The holistic rubric is frequently used to measure a whole product or when the parts of the product are so interrelated that they are not easily discernable.

Tip 28

Percentile and percentages are not the same.

Tip 29

A percent is an average while a percentile is a value below which a certain percentage of scores fall. For example, a student may get only half of the points on an assessment and receive 50%, but if that is the highest score of all the students taking the assessment, the student scored in the 99%ile.

Tip 30

Consider developing alternate forms of assessments, whether for formative or summative use.

Tip 31

An alternate form should be interchangeable in that it measures the same learning targets at the same cognitive level for the same purpose and uses the same set of directions.

Tip 32

Alternate forms of assessments may be used in alternating years or in alternating classes.

Tip 33

Check assessments for all forms of bias to ensure a fair assessment.
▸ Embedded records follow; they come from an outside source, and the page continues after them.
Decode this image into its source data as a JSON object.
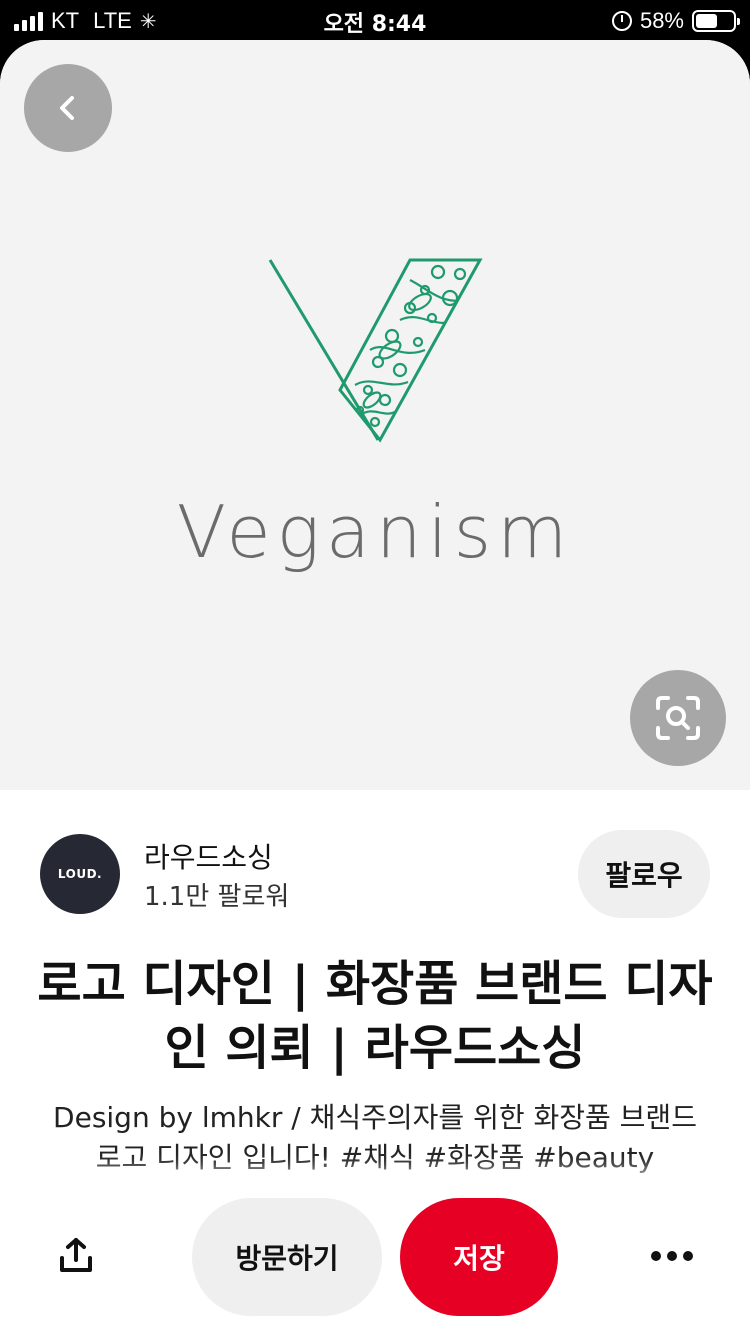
{
  "status_bar": {
    "carrier": "KT",
    "network": "LTE",
    "time": "오전 8:44",
    "battery": "58%",
    "battery_level": 0.58
  },
  "pin": {
    "image_wordmark": "Veganism",
    "brand_color": "#1f9a6e"
  },
  "creator": {
    "avatar_text": "LOUD.",
    "name": "라우드소싱",
    "followers": "1.1만 팔로워",
    "follow_label": "팔로우"
  },
  "title": "로고 디자인 | 화장품 브랜드 디자인 의뢰 | 라우드소싱",
  "description": "Design by lmhkr / 채식주의자를 위한 화장품 브랜드 로고 디자인 입니다! #채식 #화장품 #beauty",
  "actions": {
    "visit_label": "방문하기",
    "save_label": "저장",
    "save_color": "#e60023"
  },
  "icons": {
    "back": "chevron-left-icon",
    "lens": "visual-search-icon",
    "share": "share-icon",
    "more": "more-horizontal-icon"
  }
}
Is the content or language biased toward one group of students? Have all students had the opportunity to learn?

Tip 34

There are many different types of assessments – paper/pencil, observation, oral response, performance, etc. Give students the opportunity to show what they know and can do using a variety of assessment types.

Tip 35

Consider the rigor and relevance of the assessment. Ask students to analyze, evaluate, or synthesize content. The more authentic, real-world, the more relevant it is to students.

 

Student assessments include both formative and summative assessments. The results of the assessments are used by all stakeholders to make program, staffing, professional development, instructional, financial, and personal decisions. They are an important component of both the Collecting/Analyzing Student data step and the On-going Data Collection step in the Iowa Professional Development Model. State-wide and district-wide summative assessments are mandated by Iowa Code (Chapter 12) and used for district accreditation and federal reporting, as defined by the No Child Left Behind (NCLB) legislation. Formative assessments are on-going and are used to inform the instructional process and develop student learning goals.

Definitions

Formative Assessment
(Assessment FOR Learning)

 Summative Assessment
(Assessment OF Learning)

Formative Assessment is a process used by teachers and students as part of instruction that provides feedback to adjust ongoing teaching and learning to improve students’ achievement of core content. As assessment for learning, formative assessment practices provide students with clear learning targets, examples and models of strong and weak work, regular descriptive feedback, and the ability to self-assess, track learning, and set goals. (Adapted from Council of Chief State School Officers, FAST SCASS)

Summative Assessments are given at a point in time to measure and monitor student learning. They provide the feedback to educators, students, parents, and community members and are used to make adjustments in instructional programs, report student progress, identify and place students, and grade students.